The fog had lifted; it had become a lovely day. The kind to reassure people that there is a God and a heaven. Most people were lined up to follow the hearse to the cemetery. At the back of the lot they were alone. “It’s about the investigation?”
“Howie, I knew it was no fault of yours. My guys found a classmate who’d seen him do it before. In front of a car. Thrill-seeking. Got away with it that time.”
“You mean into the street?”
“Exactly. The driver braked, same as you did, and young Perkins crossed in front of him with inches to spare. Scared the driver shitless. He wishes now he’d reported it, but wasn’t sure he could identify him. When he read about this, he knew it had been the Perkins kid.”

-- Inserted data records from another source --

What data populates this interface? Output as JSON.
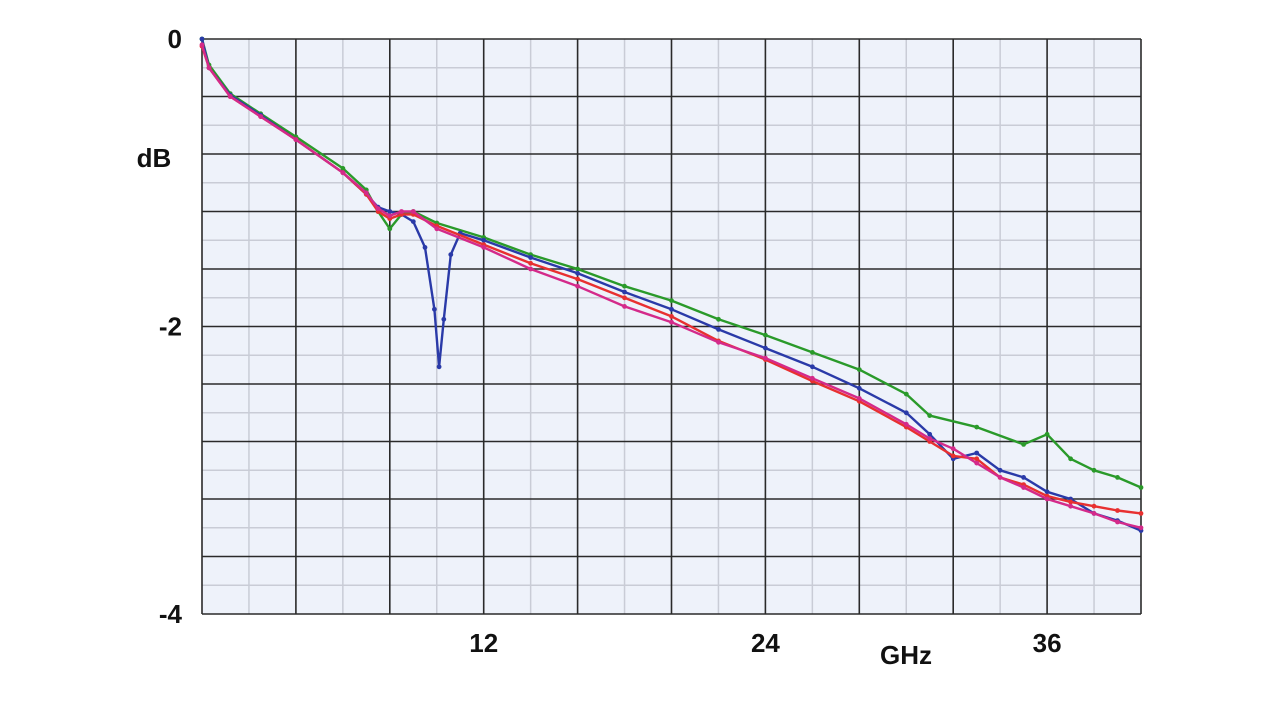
{
  "chart_data": {
    "type": "line",
    "xlabel": "GHz",
    "ylabel": "dB",
    "xlim": [
      0,
      40
    ],
    "ylim": [
      -4,
      0
    ],
    "x_ticks": [
      {
        "value": 12,
        "label": "12"
      },
      {
        "value": 24,
        "label": "24"
      },
      {
        "value": 36,
        "label": "36"
      }
    ],
    "y_ticks": [
      {
        "value": 0,
        "label": "0"
      },
      {
        "value": -2,
        "label": "-2"
      },
      {
        "value": -4,
        "label": "-4"
      }
    ],
    "grid": true,
    "background": "#eef2fa",
    "series": [
      {
        "color": "#2a9a2a",
        "points": [
          [
            0,
            0
          ],
          [
            0.3,
            -0.18
          ],
          [
            1.2,
            -0.38
          ],
          [
            2.5,
            -0.52
          ],
          [
            4,
            -0.68
          ],
          [
            6,
            -0.9
          ],
          [
            7,
            -1.05
          ],
          [
            7.5,
            -1.2
          ],
          [
            8,
            -1.32
          ],
          [
            8.5,
            -1.22
          ],
          [
            9,
            -1.2
          ],
          [
            10,
            -1.28
          ],
          [
            12,
            -1.38
          ],
          [
            14,
            -1.5
          ],
          [
            16,
            -1.6
          ],
          [
            18,
            -1.72
          ],
          [
            20,
            -1.82
          ],
          [
            22,
            -1.95
          ],
          [
            24,
            -2.06
          ],
          [
            26,
            -2.18
          ],
          [
            28,
            -2.3
          ],
          [
            30,
            -2.47
          ],
          [
            31,
            -2.62
          ],
          [
            33,
            -2.7
          ],
          [
            35,
            -2.82
          ],
          [
            36,
            -2.75
          ],
          [
            37,
            -2.92
          ],
          [
            38,
            -3.0
          ],
          [
            39,
            -3.05
          ],
          [
            40,
            -3.12
          ]
        ]
      },
      {
        "color": "#2a3aa8",
        "points": [
          [
            0,
            0
          ],
          [
            0.3,
            -0.2
          ],
          [
            1.2,
            -0.39
          ],
          [
            2.5,
            -0.53
          ],
          [
            4,
            -0.7
          ],
          [
            6,
            -0.93
          ],
          [
            7,
            -1.08
          ],
          [
            7.5,
            -1.17
          ],
          [
            8,
            -1.2
          ],
          [
            8.5,
            -1.22
          ],
          [
            9,
            -1.27
          ],
          [
            9.5,
            -1.45
          ],
          [
            9.9,
            -1.88
          ],
          [
            10.1,
            -2.28
          ],
          [
            10.3,
            -1.95
          ],
          [
            10.6,
            -1.5
          ],
          [
            11,
            -1.35
          ],
          [
            12,
            -1.4
          ],
          [
            14,
            -1.52
          ],
          [
            16,
            -1.63
          ],
          [
            18,
            -1.76
          ],
          [
            20,
            -1.88
          ],
          [
            22,
            -2.02
          ],
          [
            24,
            -2.15
          ],
          [
            26,
            -2.28
          ],
          [
            28,
            -2.43
          ],
          [
            30,
            -2.6
          ],
          [
            31,
            -2.75
          ],
          [
            32,
            -2.92
          ],
          [
            33,
            -2.88
          ],
          [
            34,
            -3.0
          ],
          [
            35,
            -3.05
          ],
          [
            36,
            -3.15
          ],
          [
            37,
            -3.2
          ],
          [
            38,
            -3.3
          ],
          [
            39,
            -3.35
          ],
          [
            40,
            -3.42
          ]
        ]
      },
      {
        "color": "#e83030",
        "points": [
          [
            0,
            -0.05
          ],
          [
            0.3,
            -0.2
          ],
          [
            1.2,
            -0.4
          ],
          [
            2.5,
            -0.54
          ],
          [
            4,
            -0.7
          ],
          [
            6,
            -0.93
          ],
          [
            7,
            -1.08
          ],
          [
            7.5,
            -1.2
          ],
          [
            8,
            -1.25
          ],
          [
            8.5,
            -1.22
          ],
          [
            9,
            -1.22
          ],
          [
            10,
            -1.3
          ],
          [
            12,
            -1.43
          ],
          [
            14,
            -1.56
          ],
          [
            16,
            -1.67
          ],
          [
            18,
            -1.8
          ],
          [
            20,
            -1.93
          ],
          [
            22,
            -2.1
          ],
          [
            24,
            -2.23
          ],
          [
            26,
            -2.38
          ],
          [
            28,
            -2.52
          ],
          [
            30,
            -2.7
          ],
          [
            31,
            -2.8
          ],
          [
            32,
            -2.9
          ],
          [
            33,
            -2.92
          ],
          [
            34,
            -3.05
          ],
          [
            35,
            -3.1
          ],
          [
            36,
            -3.18
          ],
          [
            37,
            -3.22
          ],
          [
            38,
            -3.25
          ],
          [
            39,
            -3.28
          ],
          [
            40,
            -3.3
          ]
        ]
      },
      {
        "color": "#d42a8a",
        "points": [
          [
            0,
            -0.04
          ],
          [
            0.3,
            -0.2
          ],
          [
            1.2,
            -0.4
          ],
          [
            2.5,
            -0.54
          ],
          [
            4,
            -0.7
          ],
          [
            6,
            -0.93
          ],
          [
            7,
            -1.07
          ],
          [
            7.5,
            -1.18
          ],
          [
            8,
            -1.23
          ],
          [
            8.5,
            -1.2
          ],
          [
            9,
            -1.2
          ],
          [
            10,
            -1.32
          ],
          [
            12,
            -1.45
          ],
          [
            14,
            -1.6
          ],
          [
            16,
            -1.72
          ],
          [
            18,
            -1.86
          ],
          [
            20,
            -1.97
          ],
          [
            22,
            -2.11
          ],
          [
            24,
            -2.22
          ],
          [
            26,
            -2.36
          ],
          [
            28,
            -2.5
          ],
          [
            30,
            -2.68
          ],
          [
            31,
            -2.78
          ],
          [
            32,
            -2.85
          ],
          [
            33,
            -2.95
          ],
          [
            34,
            -3.05
          ],
          [
            35,
            -3.12
          ],
          [
            36,
            -3.2
          ],
          [
            37,
            -3.25
          ],
          [
            38,
            -3.3
          ],
          [
            39,
            -3.36
          ],
          [
            40,
            -3.4
          ]
        ]
      }
    ]
  }
}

Risk-taking. Like at the skate park. “Your report will say that?”
“Of course.” Bill took a paper from his pocket. “We find that the bus driver is entirely blameless. The subject’s timing and judgment were impaired.”
“What’s that mean?”
“He was high. Speed, the coroner’s report says. Methamphetamine.”
“Oh, my.”
“So you’re exonerated, Howie.”
“That’s what he’s been waiting for,” Gert said. “Isn’t it, dear? Now we have it.”
“Did his parents know he was using the stuff?” Howard persisted.
“Apparently not. We haven’t told them yet.”
“Do you have to tell them?”
“Why not?”
“It will kill them. Does that have to go into the report, too?”
“Howie, it will button up the case. That it wasn’t your fault.”
“It will tell the whole world they weren’t paying enough attention.” He put his arm around Gert. “The fact that he’d done it before is enough. Maybe you could leave out the meth.”
“I don’t think so, Howard.”
“They’ve got a lot to deal with. Imagine how you’d feel.”
“I’ll consider it.”
“Thanks, Bill.”
The lot was empty now. “Turning out to be a good day,” Gert said as they got in the car.
“There is no good day to bury a son.”
“Of course not. I didn’t mean that.”
He thought about Gerry, doing wheelies in the middle of the street until caught at it. “We were lucky with our boys, you know.”
“You were a good father, Howie.”
“Some luck in that, too. Okay to stop at Saint Mary’s on the way home?”
“I had the same idea. Light a candle for the boy’s soul.”
“That too,” he said. “One for the boy. And another for his parents.”
-End-
Exoneration is a sensitive story about the comfort one experiences with a loving spouse. The author must know this feeling firsthand.